The Art of Combustion

FEU Advocate
October 25, 2025 17:18


In chemistry, combustion is classified as an exothermic redox reaction process where bonds break and form again in exchange for flame. The equation is simple: fuel plus oxygen releases energy and enters a state of ignition.

Science tells us that for combustion to continue, three things must be present: fuel, oxygen, and heat.

I think the same goes for us humans.

Some of us were born as highly reactive substances—unstable compounds disguised as people. Our hearts store kindling beneath ribcages. Our thoughts gather like gas vapors, invisible yet volatile.

A single unexpected memory that crosses the mind becomes a catalyst.

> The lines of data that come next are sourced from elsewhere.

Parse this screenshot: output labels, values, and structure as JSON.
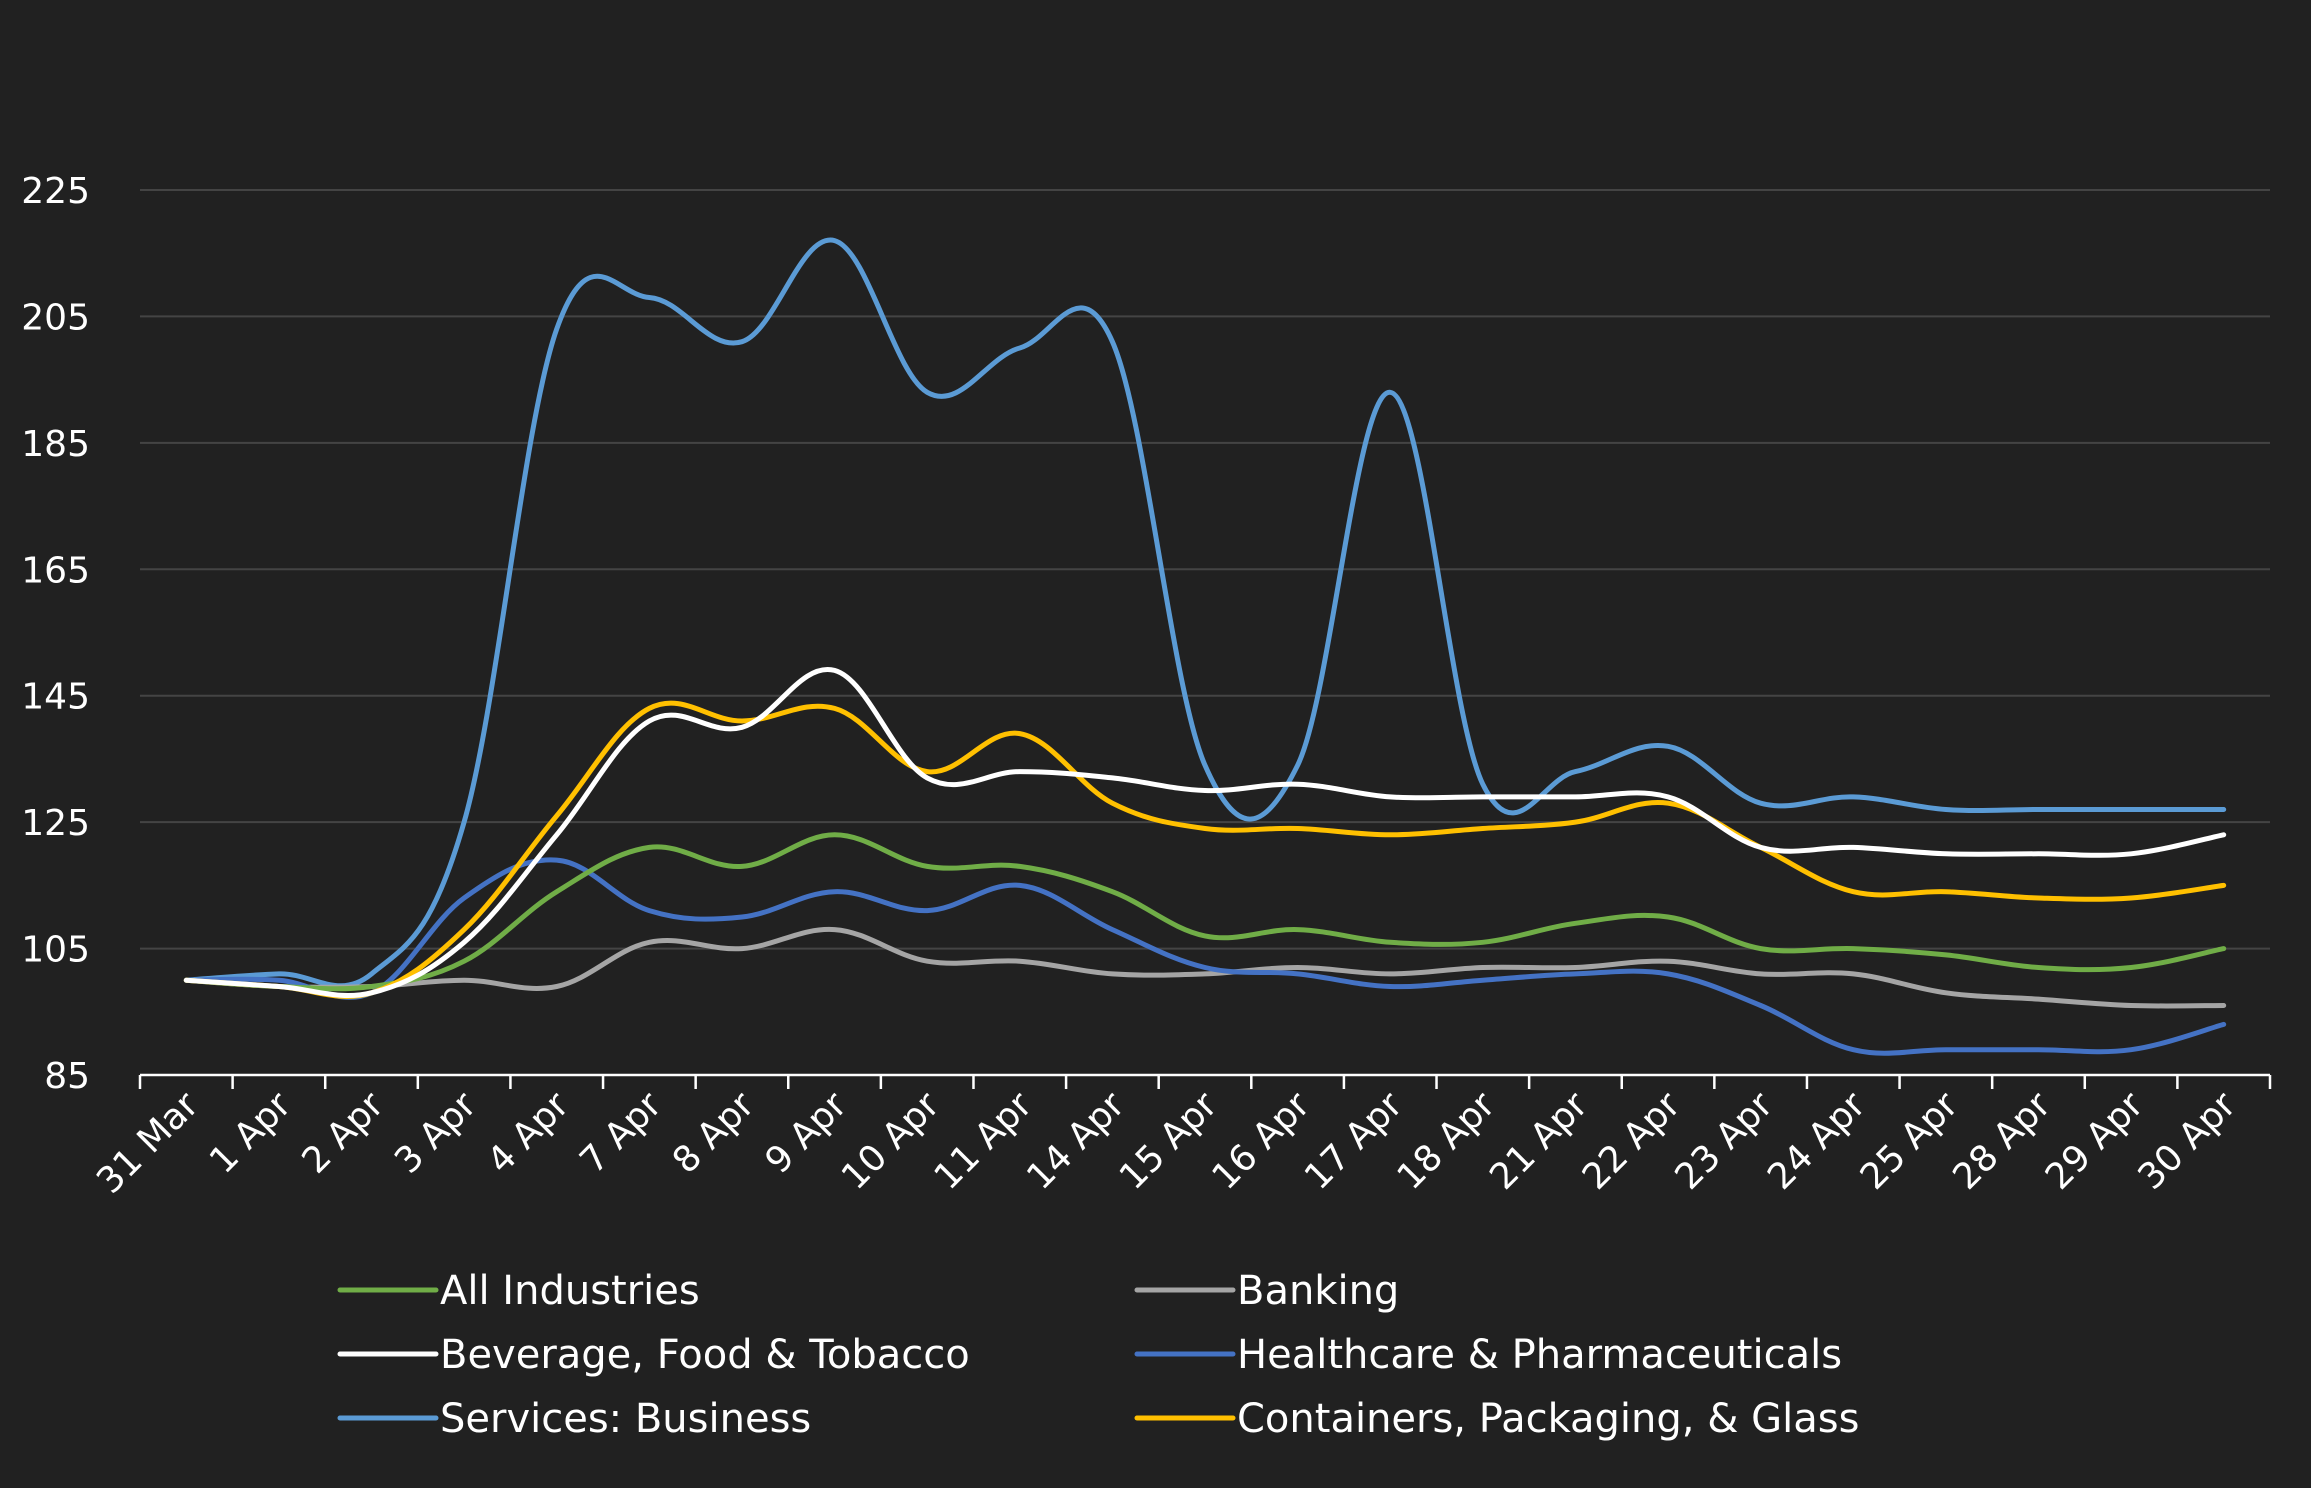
{
  "chart_data": {
    "type": "line",
    "title": "",
    "xlabel": "",
    "ylabel": "",
    "ylim": [
      85,
      225
    ],
    "yticks": [
      85,
      105,
      125,
      145,
      165,
      185,
      205,
      225
    ],
    "grid": "horizontal",
    "legend_position": "bottom",
    "categories": [
      "31 Mar",
      "1 Apr",
      "2 Apr",
      "3 Apr",
      "4 Apr",
      "7 Apr",
      "8 Apr",
      "9 Apr",
      "10 Apr",
      "11 Apr",
      "14 Apr",
      "15 Apr",
      "16 Apr",
      "17 Apr",
      "18 Apr",
      "21 Apr",
      "22 Apr",
      "23 Apr",
      "24 Apr",
      "25 Apr",
      "28 Apr",
      "29 Apr",
      "30 Apr"
    ],
    "series": [
      {
        "name": "All Industries",
        "color": "#70AD47",
        "values": [
          100,
          99,
          99,
          103,
          114,
          121,
          118,
          123,
          118,
          118,
          114,
          107,
          108,
          106,
          106,
          109,
          110,
          105,
          105,
          104,
          102,
          102,
          105
        ]
      },
      {
        "name": "Banking",
        "color": "#A5A5A5",
        "values": [
          100,
          99,
          99,
          100,
          99,
          106,
          105,
          108,
          103,
          103,
          101,
          101,
          102,
          101,
          102,
          102,
          103,
          101,
          101,
          98,
          97,
          96,
          96
        ]
      },
      {
        "name": "Beverage, Food & Tobacco",
        "color": "#FFFFFF",
        "values": [
          100,
          99,
          98,
          106,
          123,
          141,
          140,
          149,
          132,
          133,
          132,
          130,
          131,
          129,
          129,
          129,
          129,
          121,
          121,
          120,
          120,
          120,
          123
        ]
      },
      {
        "name": "Healthcare & Pharmaceuticals",
        "color": "#4472C4",
        "values": [
          100,
          100,
          98,
          113,
          119,
          111,
          110,
          114,
          111,
          115,
          108,
          102,
          101,
          99,
          100,
          101,
          101,
          96,
          89,
          89,
          89,
          89,
          93
        ]
      },
      {
        "name": "Services: Business",
        "color": "#5B9BD5",
        "values": [
          100,
          101,
          101,
          125,
          203,
          208,
          201,
          217,
          193,
          200,
          201,
          134,
          134,
          193,
          131,
          133,
          137,
          128,
          129,
          127,
          127,
          127,
          127
        ]
      },
      {
        "name": "Containers, Packaging, & Glass",
        "color": "#FFC000",
        "values": [
          100,
          99,
          98,
          108,
          126,
          143,
          141,
          143,
          133,
          139,
          128,
          124,
          124,
          123,
          124,
          125,
          128,
          121,
          114,
          114,
          113,
          113,
          115
        ]
      }
    ]
  }
}
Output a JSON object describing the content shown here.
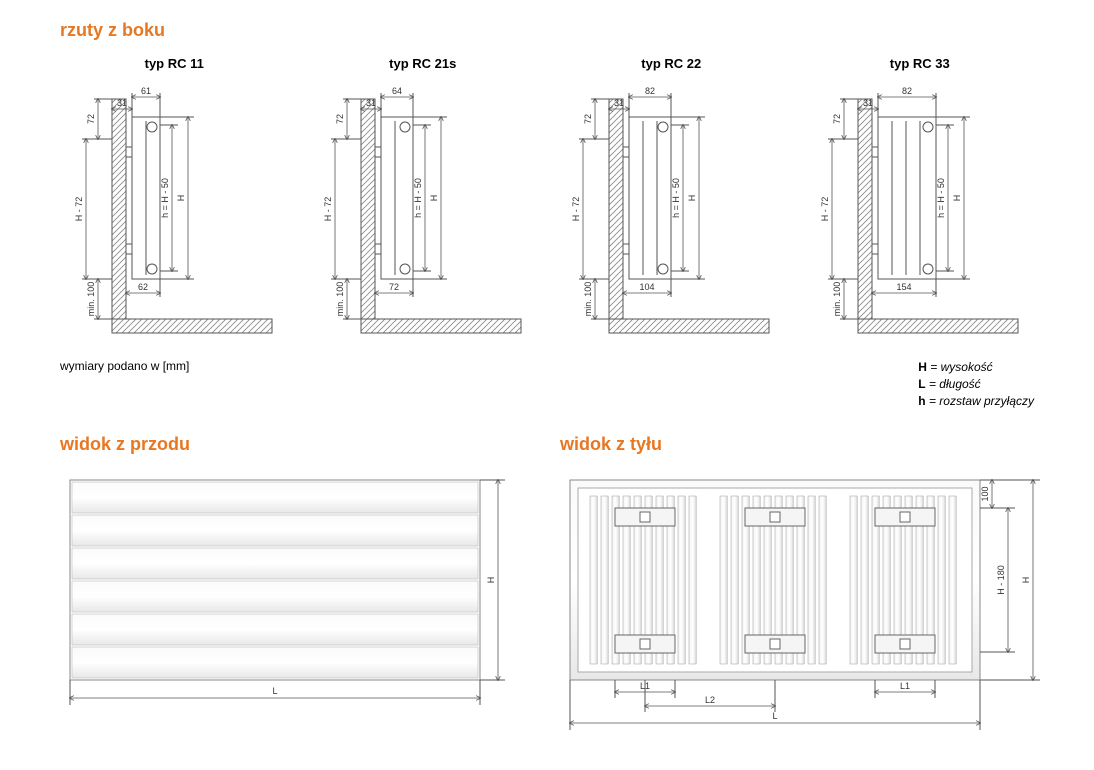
{
  "sections": {
    "side_title": "rzuty z boku",
    "front_title": "widok z przodu",
    "back_title": "widok z tyłu"
  },
  "types": [
    {
      "label": "typ RC 11",
      "top_dim": "61",
      "top_left_dim": "31",
      "left_dim": "72",
      "bottom_dim": "62",
      "rad_width": 28
    },
    {
      "label": "typ RC 21s",
      "top_dim": "64",
      "top_left_dim": "31",
      "left_dim": "72",
      "bottom_dim": "72",
      "rad_width": 32
    },
    {
      "label": "typ RC 22",
      "top_dim": "82",
      "top_left_dim": "31",
      "left_dim": "72",
      "bottom_dim": "104",
      "rad_width": 42
    },
    {
      "label": "typ RC 33",
      "top_dim": "82",
      "top_left_dim": "31",
      "left_dim": "72",
      "bottom_dim": "154",
      "rad_width": 58
    }
  ],
  "side_common": {
    "h_minus_72": "H - 72",
    "min_100": "min. 100",
    "h_equals": "h = H - 50",
    "H": "H"
  },
  "note": "wymiary podano w [mm]",
  "legend": {
    "H": "H",
    "H_desc": "= wysokość",
    "L": "L",
    "L_desc": "= długość",
    "h": "h",
    "h_desc": "= rozstaw przyłączy"
  },
  "front": {
    "L": "L",
    "H": "H"
  },
  "back": {
    "L": "L",
    "L1": "L1",
    "L2": "L2",
    "H": "H",
    "H_minus_180": "H - 180",
    "top_100": "100"
  },
  "colors": {
    "accent": "#e87722",
    "line": "#555555",
    "bg": "#ffffff"
  }
}
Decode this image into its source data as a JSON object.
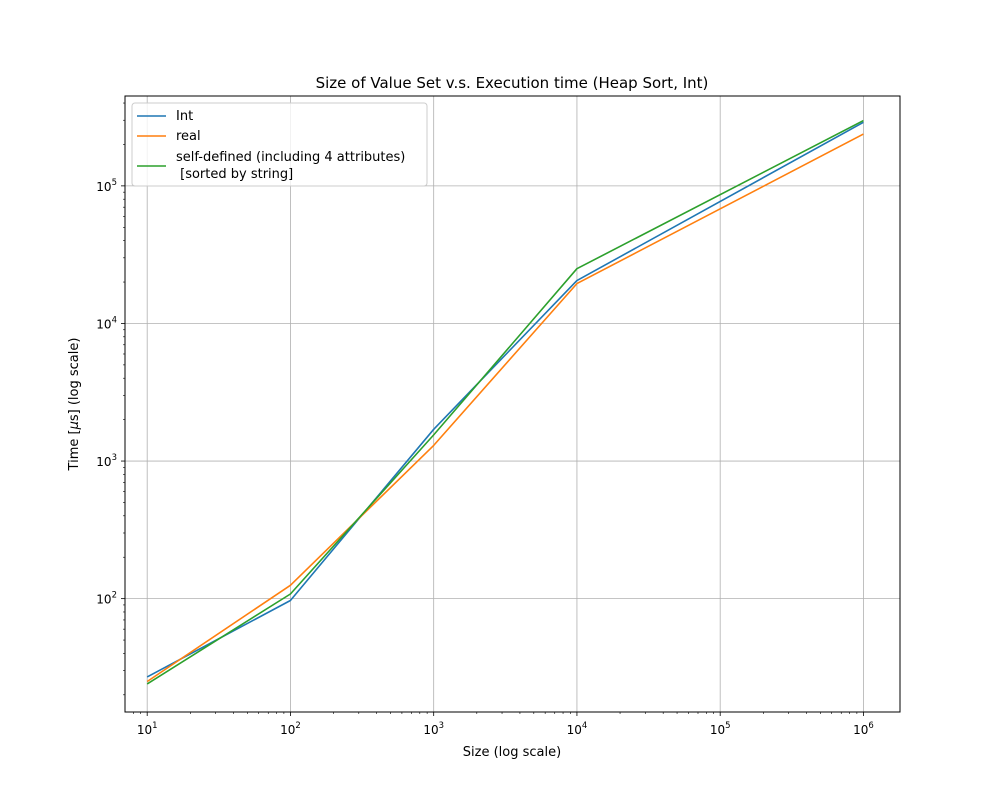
{
  "chart_data": {
    "type": "line",
    "title": "Size of Value Set v.s. Execution time (Heap Sort, Int)",
    "xlabel": "Size (log scale)",
    "ylabel_prefix": "Time [",
    "ylabel_mu": "μ",
    "ylabel_suffix": "s] (log scale)",
    "xscale": "log",
    "yscale": "log",
    "xlim": [
      7,
      1800000
    ],
    "ylim": [
      15,
      450000
    ],
    "grid": true,
    "legend_position": "top-left",
    "x": [
      10,
      100,
      1000,
      10000,
      1000000
    ],
    "x_tick_labels": [
      {
        "base": "10",
        "exp": "1"
      },
      {
        "base": "10",
        "exp": "2"
      },
      {
        "base": "10",
        "exp": "3"
      },
      {
        "base": "10",
        "exp": "4"
      },
      {
        "base": "10",
        "exp": "5"
      },
      {
        "base": "10",
        "exp": "6"
      }
    ],
    "y_tick_labels": [
      {
        "base": "10",
        "exp": "2"
      },
      {
        "base": "10",
        "exp": "3"
      },
      {
        "base": "10",
        "exp": "4"
      },
      {
        "base": "10",
        "exp": "5"
      }
    ],
    "series": [
      {
        "name": "Int",
        "color": "#1f77b4",
        "values": [
          27,
          97,
          1700,
          20500,
          290000
        ]
      },
      {
        "name": "real",
        "color": "#ff7f0e",
        "values": [
          25,
          125,
          1300,
          19500,
          238000
        ]
      },
      {
        "name_lines": [
          "self-defined (including 4 attributes)",
          " [sorted by string]"
        ],
        "color": "#2ca02c",
        "values": [
          24,
          108,
          1550,
          25000,
          298000
        ]
      }
    ]
  }
}
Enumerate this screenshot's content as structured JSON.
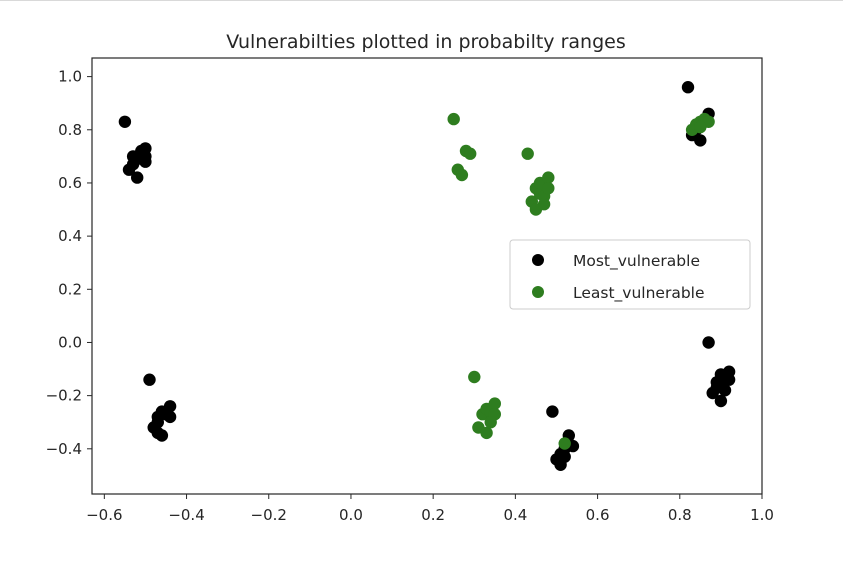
{
  "colors": {
    "most": "#000000",
    "least": "#2e7d1f",
    "axis": "#262626"
  },
  "chart_data": {
    "type": "scatter",
    "title": "Vulnerabilties plotted in probabilty ranges",
    "xlabel": "",
    "ylabel": "",
    "xlim": [
      -0.63,
      1.0
    ],
    "ylim": [
      -0.57,
      1.07
    ],
    "xticks": [
      -0.6,
      -0.4,
      -0.2,
      0.0,
      0.2,
      0.4,
      0.6,
      0.8,
      1.0
    ],
    "xtick_labels": [
      "−0.6",
      "−0.4",
      "−0.2",
      "0.0",
      "0.2",
      "0.4",
      "0.6",
      "0.8",
      "1.0"
    ],
    "yticks": [
      1.0,
      0.8,
      0.6,
      0.4,
      0.2,
      0.0,
      -0.2,
      -0.4
    ],
    "ytick_labels": [
      "1.0",
      "0.8",
      "0.6",
      "0.4",
      "0.2",
      "0.0",
      "−0.2",
      "−0.4"
    ],
    "grid": false,
    "legend_position": "right",
    "series": [
      {
        "name": "Most_vulnerable",
        "color": "#000000",
        "points": [
          [
            -0.55,
            0.83
          ],
          [
            -0.54,
            0.65
          ],
          [
            -0.53,
            0.67
          ],
          [
            -0.53,
            0.7
          ],
          [
            -0.52,
            0.62
          ],
          [
            -0.52,
            0.69
          ],
          [
            -0.51,
            0.72
          ],
          [
            -0.5,
            0.7
          ],
          [
            -0.5,
            0.73
          ],
          [
            -0.5,
            0.68
          ],
          [
            -0.49,
            -0.14
          ],
          [
            -0.48,
            -0.32
          ],
          [
            -0.47,
            -0.34
          ],
          [
            -0.47,
            -0.28
          ],
          [
            -0.47,
            -0.3
          ],
          [
            -0.46,
            -0.35
          ],
          [
            -0.46,
            -0.26
          ],
          [
            -0.45,
            -0.27
          ],
          [
            -0.44,
            -0.24
          ],
          [
            -0.44,
            -0.28
          ],
          [
            0.49,
            -0.26
          ],
          [
            0.5,
            -0.44
          ],
          [
            0.51,
            -0.42
          ],
          [
            0.51,
            -0.46
          ],
          [
            0.52,
            -0.4
          ],
          [
            0.53,
            -0.38
          ],
          [
            0.53,
            -0.35
          ],
          [
            0.54,
            -0.39
          ],
          [
            0.52,
            -0.43
          ],
          [
            0.82,
            0.96
          ],
          [
            0.83,
            0.78
          ],
          [
            0.84,
            0.8
          ],
          [
            0.85,
            0.76
          ],
          [
            0.86,
            0.83
          ],
          [
            0.87,
            0.86
          ],
          [
            0.87,
            0.0
          ],
          [
            0.88,
            -0.19
          ],
          [
            0.89,
            -0.15
          ],
          [
            0.9,
            -0.22
          ],
          [
            0.9,
            -0.12
          ],
          [
            0.91,
            -0.18
          ],
          [
            0.91,
            -0.14
          ],
          [
            0.92,
            -0.11
          ],
          [
            0.92,
            -0.14
          ],
          [
            0.89,
            -0.17
          ]
        ]
      },
      {
        "name": "Least_vulnerable",
        "color": "#2e7d1f",
        "points": [
          [
            0.25,
            0.84
          ],
          [
            0.26,
            0.65
          ],
          [
            0.27,
            0.63
          ],
          [
            0.28,
            0.72
          ],
          [
            0.29,
            0.71
          ],
          [
            0.43,
            0.71
          ],
          [
            0.44,
            0.53
          ],
          [
            0.45,
            0.58
          ],
          [
            0.45,
            0.5
          ],
          [
            0.46,
            0.56
          ],
          [
            0.46,
            0.6
          ],
          [
            0.47,
            0.55
          ],
          [
            0.48,
            0.62
          ],
          [
            0.48,
            0.58
          ],
          [
            0.47,
            0.52
          ],
          [
            0.3,
            -0.13
          ],
          [
            0.31,
            -0.32
          ],
          [
            0.32,
            -0.27
          ],
          [
            0.33,
            -0.34
          ],
          [
            0.33,
            -0.25
          ],
          [
            0.34,
            -0.26
          ],
          [
            0.35,
            -0.23
          ],
          [
            0.35,
            -0.27
          ],
          [
            0.34,
            -0.3
          ],
          [
            0.52,
            -0.38
          ],
          [
            0.83,
            0.8
          ],
          [
            0.84,
            0.82
          ],
          [
            0.85,
            0.83
          ],
          [
            0.86,
            0.84
          ],
          [
            0.87,
            0.83
          ],
          [
            0.85,
            0.81
          ]
        ]
      }
    ]
  }
}
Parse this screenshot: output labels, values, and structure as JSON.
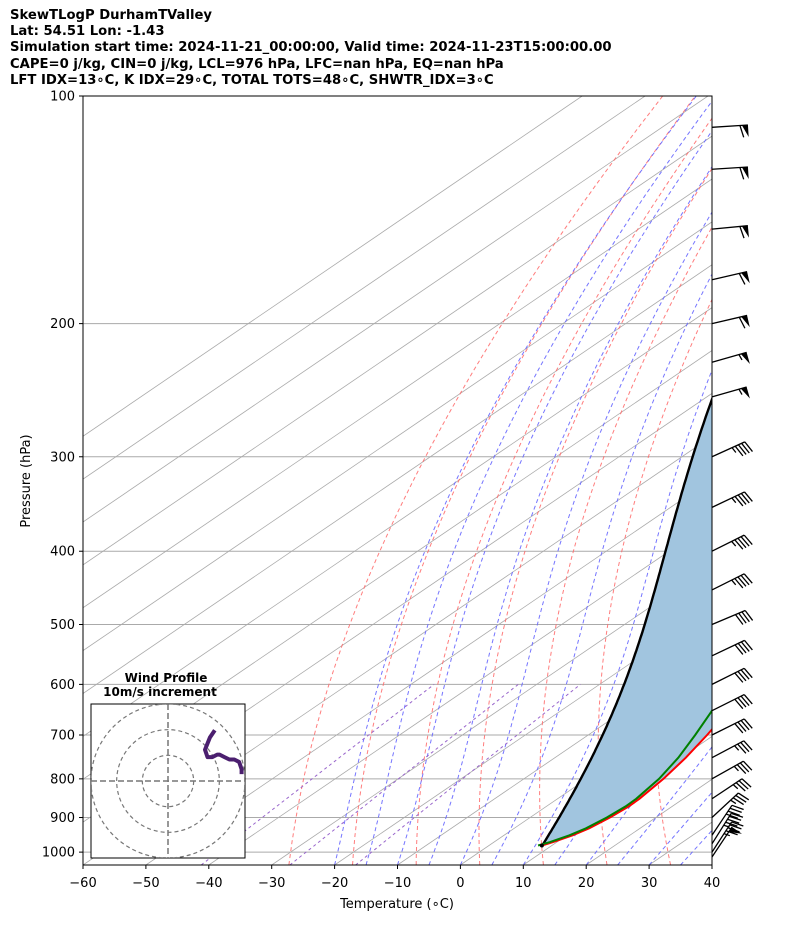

The body responds the only way it knows how: it releases cortisol like gasoline, adrenaline like sparks. The pulse quickens. The breath shortens. The world narrows. And somewhere inside you, a voice decays. One word, one sound, one familiar place—and suddenly, we are on fire again.

But reconsider; fire is not inherently an enemy.

After all, it was fire that turned raw meat into nourishment. Fire shaped iron into tools. It was fire that lifted rockets beyond the atmosphere. Even the stars above us—our ancient guardians—are colossal furnaces, spending their entire existence in nuclear combustion just to shine.

Even supernovae, which have the loudest deaths in the universe, do not vanish into nothing. They scatter gold, iron, and oxygen, leaving behind the elements necessary for life.

So why do we hate ourselves when we blaze?

Perhaps it is not the art of extinguishing fire, but of learning how to burn without turning to ash. So no, you are not a failure for burning too quickly. You are not weak for flickering.

You are matter undergoing reaction.

You are fire learning restraint.

You are living proof that combustion is not just destruction.